Devletin bazı önlemler almasının sebeplerini ayırt etmek biraz zor. Bu caminin kapatılmasının tehlikesizlikle ilgili sorunlardan dolayı olduğu belirtilir. İŞİD’de önce de Taliban vardı, el-Kaide de vardı, Eş-Şahab da vardı. Aşırılık tarih boyu her zaman olmuş Azerbaycan’da da bu meseleler gündemdedir. Kimsenin inancına karışmadan kendi görüşlerimi bildirmek istiyorum. En samimi dindar davranışıyla, emeli ile hatta görüntüsü ile toplumu, devleti rahatsız etmeyen, insanlarda korku duygusu yaratmayan dindardır. O zaman marjinalleşmeye değil, daha fazla insanların kalbini fetih etmeye müsait bir ortam yaratabilirsin.
Fazıl bey mesela cihat kavramı ile hiçbir alakaları olmayan El-kaide Taliban Eş-Şabap, IŞİD gibi örgütleri ağır bir şekilde eleştiren, tengit eden onlara sapık olarak gören bir takım selefiler var örneğin hacı gamet gibi selefiler fakat onlara da vahabi diyorlar karalıyorlar hatta camileri bile kapalı bunlarınki bahsettiğiniz örgütler ile taban tabana zıtlar peki neden bunlara da vahabi deyip karalıyorlar demek ki bu mesele IŞİD Eş-şabab değil yanılıyor muyum?
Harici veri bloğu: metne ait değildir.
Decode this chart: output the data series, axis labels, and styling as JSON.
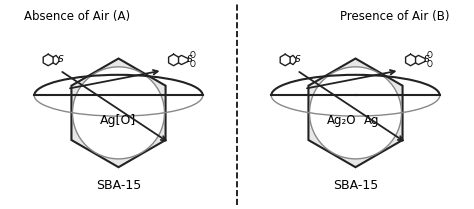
{
  "panel_A_title": "Absence of Air (A)",
  "panel_B_title": "Presence of Air (B)",
  "label_SBA15": "SBA-15",
  "label_AgO_A": "Ag[O]",
  "label_Ag2O_B": "Ag₂O",
  "label_Ag_B": "Ag",
  "bg_color": "#ffffff",
  "line_color": "#222222",
  "shape_fill": "#e8e8e8",
  "title_fontsize": 8.5,
  "label_fontsize": 7.5,
  "sba_fontsize": 8.5
}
Azerbaycan’da genellikle insanların din hakkında bilgiler oldukça zayıftır. Önemli bir çoğunluk din dedikte Sünni ve Şia’dan farklı bir terminoloji ve kavram tanımamakta. İnsanın imanı ile ilgilenilmez, sadece giyimi ile belirlerler ki, kim hakkında hangi tanıtım uygun ola bilir. Ona göre de sakal bir az uzun ise şahsı ‘’Vehabi’’ olarak tanımlıyorlar, zincir ile kendine vursan ‘’Şia’ ’diye bir yaklaşım söz konusu oluyor. Teorik tartışmalar yok düzeyde. Ben "Azerbaycan Türkünün İman davası" isimli bir eser yazmışım, burada İslam’ın temel özellikleri açıklanmış, tarikatlar, mezhepler aleyhine bilimsel bir görüş ortaya koymuşsam, her ay bu cahil sürüsü beni bir-biri ile tamamen ters düşen tarikatlara mensup olduğumu söylüyorlar. Büyük Türk şairi Fuzulinin bir beyti var, der ki, " Dem-â-dem cevrlerdir çekdiğim bî-rahm bütlerde Bu kâfirler esîri bir müselmân olmasın yâ Rabb’’ Şimdi nasıl isimlendirme önemli değil, önemli olan İslam’ın güzel ahlak dini olduğunu insanlara tebliğ etmektir. Bireyin adaleti geç kala bilir, Allah’ın adaleti her zaman işlektir.
Sizce Azerbaycan medyası İslam dünyasında yaşanan olayları doğru okuyabiliyor mu?
Azerbaycan’da İslam dünyası ile ilgili belli bilgiler mevcuttur. Fakat bilimsel düzeyde bizim için fazla ilgi alanına dönüşmemiş. İrtibatlarımız genellikle Rusya ile olmuş, son dönemlerde buna Türkiye, İran ve Avrupa da eklenmiş ve bu bölgeler daha fazla bizi düşündürmüş. İlgi her zaman irtibattan ve bilgiden doğar. Bizde İslam dünyası ile irtibat da, bilgi de zayıf olduğundan medya da bundan esinlenmiş. O sebepten de orada yaşanan olayların bizim medyada tahlili pek muteber sayılmaz. Zaman ayırıp sorularımızı cevapladığınız için teşekkür ederiz.